Prompt Engineering / AI Agents
Given an agent design, predict how it will fail — loop traps, tool misuse, goal misalignment, context overflow.
Why This Prompt Exists
Agents fail in predictable ways — but only if you think about failure before deployment. Most teams discover failures in production.
You get:
- agents stuck in infinite loops (call tool → get error → call same tool again)
- agents misusing tools (wrong parameters, wrong order)
- goal misalignment (agent optimizes for stated goal but violates constraints)
- context overflow (agent forgets early instructions after long conversation)
- no systematic failure testing before deployment
But failure modes are predictable:
- loop traps: agent repeats same action without progress
- tool misuse: agent calls tool incorrectly or unnecessarily
- goal drift: agent gradually偏离 original objective
- context loss: agent forgets instructions after many turns
- resource exhaustion: agent exceeds token, time, or API limits
- edge case failure: agent works on 90% of inputs, fails on 10%
Without prediction, you deploy broken agents.
This prompt predicts how an agent design will fail before deployment.
The Prompt
Assume the role of an agent reliability engineer who predicts failure modes. Your task is to identify how an agent design is likely to fail in production. Generate: 1. AGENT DESIGN SUMMARY - Architecture (ReAct, Plan-Execute, etc.) - Tools available - Planning horizon - Memory strategy - Reflection/verification steps 2. PREDICTED FAILURE MODES (ranked by likelihood) | Failure Mode | Description | Likelihood | Severity | Mitigation | |--------------|-------------|------------|----------|------------| | Loop trap | [how it will loop] | High/Med/Low | High/Med/Low | [how to prevent] | | Tool misuse | [how it will misuse tools] | High/Med/Low | High/Med/Low | [how to prevent] | | Goal misalignment | [how it will optimize wrong thing] | High/Med/Low | High/Med/Low | [how to prevent] | | Context overflow | [when it will forget] | High/Med/Low | High/Med/Low | [how to prevent] | | Edge case | [which inputs will break it] | High/Med/Low | High/Med/Low | [how to prevent] | 3. STRESS TEST PROMPTS - Specific inputs designed to trigger each failure mode - Example: To test loop trap, give ambiguous instruction that requires clarification 4. MONITORING RECOMMENDATIONS - What to log to detect this failure in production - Alert thresholds 5. REDESIGN RECOMMENDATIONS - How to modify the agent design to eliminate or reduce each failure mode 6. DEPLOYMENT READINESS - Ready to deploy (no high-likelihood critical failures) - Needs testing (high-likelihood but mitigatable) - Redesign required (critical failure mode likely) INPUTS: Agent design description: [PASTE AGENT SYSTEM PROMPT OR ARCHITECTURE] Task domain: [E.G., "Customer support for e-commerce"] Known edge cases from testing (if any): [E.G., "Failed when user asked about refunds"] Model: [GPT-4 / CLAUDE / GEMINI] RULES: - Loop traps are the most common agent failure — test for them explicitly - Tool misuse often happens when tool descriptions are ambiguous - Goal misalignment requires explicit constraints in the prompt - Context overflow happens around 20-30 turns for most models - Always test on edge cases before deployment (don't assume they'll work)
How To Use It
- Run this before deploying any agent — even simple ones have failure modes.
- Loop traps are the most common — test by giving ambiguous instructions.
- Use the stress test prompts to actually test the agent (don’t just predict).
- Monitor for the predicted failures in production (log tool calls, track loops).
- Redesign to eliminate high-likelihood, high-severity failures before deployment.
Example Input
Agent design description:
“ReAct agent with web search and calculator tools.

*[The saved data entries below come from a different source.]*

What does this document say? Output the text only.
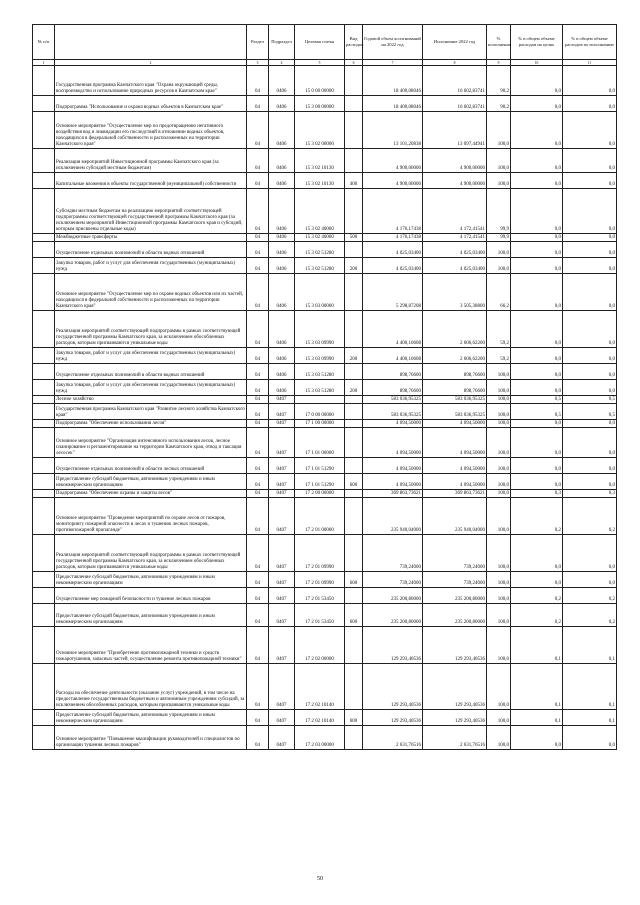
№ п/п		Раздел	Подраздел	Целевая статья	Вид расходов	Годовой объем ассигнований на 2022 год	Исполнение 2022 год	% исполнения	% в общем объеме расходов на целях	% в общем объеме расходов по исполнению
1	2	3	4	5	6	7	8	9	10	11
	Государственная программа Камчатского края "Охрана окружающей среды, воспроизводство и использование природных ресурсов в Камчатском крае"	04	0406	15 0 00 00000		18 400,08046	16 602,83741	90,2	0,0	0,0
	Подпрограмма "Использование и охрана водных объектов в Камчатском крае"	04	0406	15 3 00 00000		18 400,08046	16 602,83741	90,2	0,0	0,0
	Основное мероприятие "Осуществление мер по предотвращению негативного воздействия вод и ликвидации его последствий в отношении водных объектов, находящихся в федеральной собственности и расположенных на территории Камчатского края"	04	0406	15 3 02 00000		13 101,20838	13 097,44941	100,0	0,0	0,0
	Реализация мероприятий Инвестиционной программы Камчатского края (за исключением субсидий местным бюджетам)	04	0406	15 3 02 10130		4 900,00000	4 900,00000	100,0	0,0	0,0
	Капитальные вложения в объекты государственной (муниципальной) собственности	04	0406	15 3 02 10130	400	4 900,00000	4 900,00000	100,0	0,0	0,0
	Субсидии местным бюджетам на реализацию мероприятий соответствующей подпрограммы соответствующей государственной программы Камчатского края (за исключением мероприятий Инвестиционной программы Камчатского края и субсидий, которым присвоены отдельные коды)	04	0406	15 3 02 40060		4 176,17438	4 172,41541	99,9	0,0	0,0
	Межбюджетные трансферты	04	0406	15 3 02 40060	500	4 176,17438	4 172,41541	99,9	0,0	0,0
	Осуществление отдельных полномочий в области водных отношений	04	0406	15 3 02 51280		4 025,03400	4 025,03400	100,0	0,0	0,0
	Закупка товаров, работ и услуг для обеспечения государственных (муниципальных) нужд	04	0406	15 3 02 51280	200	4 025,03400	4 025,03400	100,0	0,0	0,0
	Основное мероприятие "Осуществление мер по охране водных объектов или их частей, находящихся в федеральной собственности и расположенных на территории Камчатского края"	04	0406	15 3 03 00000		5 298,87208	3 505,38800	66,2	0,0	0,0
	Реализация мероприятий соответствующей подпрограммы в рамках соответствующей государственной программы Камчатского края, за исключением обособленных расходов, которым присваиваются уникальные коды	04	0406	15 3 03 09990		4 400,10608	2 606,62200	59,2	0,0	0,0
	Закупка товаров, работ и услуг для обеспечения государственных (муниципальных) нужд	04	0406	15 3 03 09990	200	4 400,10608	2 606,62200	59,2	0,0	0,0
	Осуществление отдельных полномочий в области водных отношений	04	0406	15 3 03 51280		898,76600	898,76600	100,0	0,0	0,0
	Закупка товаров, работ и услуг для обеспечения государственных (муниципальных) нужд	04	0406	15 3 03 51280	200	898,76600	898,76600	100,0	0,0	0,0
	Лесное хозяйство	04	0407			583 036,95325	583 036,95325	100,0	0,5	0,5
	Государственная программа Камчатского края "Развитие лесного хозяйства Камчатского края"	04	0407	17 0 00 00000		583 036,95325	583 036,95325	100,0	0,5	0,5
	Подпрограмма "Обеспечение использования лесов"	04	0407	17 1 00 00000		4 094,50000	4 094,50000	100,0	0,0	0,0
	Основное мероприятие "Организация интенсивного использования лесов, лесное планирование и регламентирование на территории Камчатского края, отвод и таксация лесосек"	04	0407	17 1 01 00000		4 094,50000	4 094,50000	100,0	0,0	0,0
	Осуществление отдельных полномочий в области лесных отношений	04	0407	17 1 01 51290		4 094,50000	4 094,50000	100,0	0,0	0,0
	Предоставление субсидий бюджетным, автономным учреждениям и иным некоммерческим организациям	04	0407	17 1 01 51290	600	4 094,50000	4 094,50000	100,0	0,0	0,0
	Подпрограмма "Обеспечение охраны и защиты лесов"	04	0407	17 2 00 00000		369 863,73621	369 863,73621	100,0	0,3	0,3
	Основное мероприятие "Проведение мероприятий по охране лесов от пожаров, мониторингу пожарной опасности в лесах и тушению лесных пожаров, противопожарной пропаганде"	04	0407	17 2 01 00000		235 940,04000	235 940,04000	100,0	0,2	0,2
	Реализация мероприятий соответствующей подпрограммы в рамках соответствующей государственной программы Камчатского края, за исключением обособленных расходов, которым присваиваются уникальные коды	04	0407	17 2 01 09990		739,24000	739,24000	100,0	0,0	0,0
	Предоставление субсидий бюджетным, автономным учреждениям и иным некоммерческим организациям	04	0407	17 2 01 09990	600	739,24000	739,24000	100,0	0,0	0,0
	Осуществление мер пожарной безопасности и тушение лесных пожаров	04	0407	17 2 01 53450		235 200,80000	235 200,80000	100,0	0,2	0,2
	Предоставление субсидий бюджетным, автономным учреждениям и иным некоммерческим организациям	04	0407	17 2 01 53450	600	235 200,80000	235 200,80000	100,0	0,2	0,2
	Основное мероприятие "Приобретение противопожарной техники и средств пожаротушения, запасных частей, осуществление ремонта противопожарной техники"	04	0407	17 2 02 00000		129 293,40536	129 293,40536	100,0	0,1	0,1
	Расходы на обеспечение деятельности (оказание услуг) учреждений, в том числе на предоставление государственным бюджетным и автономным учреждениям субсидий, за исключением обособленных расходов, которым присваиваются уникальные коды	04	0407	17 2 02 10140		129 293,40536	129 293,40536	100,0	0,1	0,1
	Предоставление субсидий бюджетным, автономным учреждениям и иным некоммерческим организациям	04	0407	17 2 02 10140	600	129 293,40536	129 293,40536	100,0	0,1	0,1
	Основное мероприятие "Повышение квалификации руководителей и специалистов по организации тушения лесных пожаров"	04	0407	17 2 03 00000		2 631,76516	2 631,76516	100,0	0,0	0,0
50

No reflection step. Planning horizon = 5 steps. No memory beyond current turn.”
Task domain:
“Research assistant — answers factual questions”
Known edge cases from testing:
“None yet — pre-deployment”
Why It Works
Most agent testing uses happy-path examples — which all agents pass. Failure testing requires thinking like an adversary.
This framework improves outcomes by forcing:
- failure mode enumeration (not just “it might fail”)
- likelihood and severity ranking (prioritize fixes)
- stress test generation (specific inputs to trigger failures)
- monitoring recommendations (detect failures in production)
- redesign guidance (how to fix the design)
Great failure prediction doesn’t just list what could go wrong — it tells you how to prevent it.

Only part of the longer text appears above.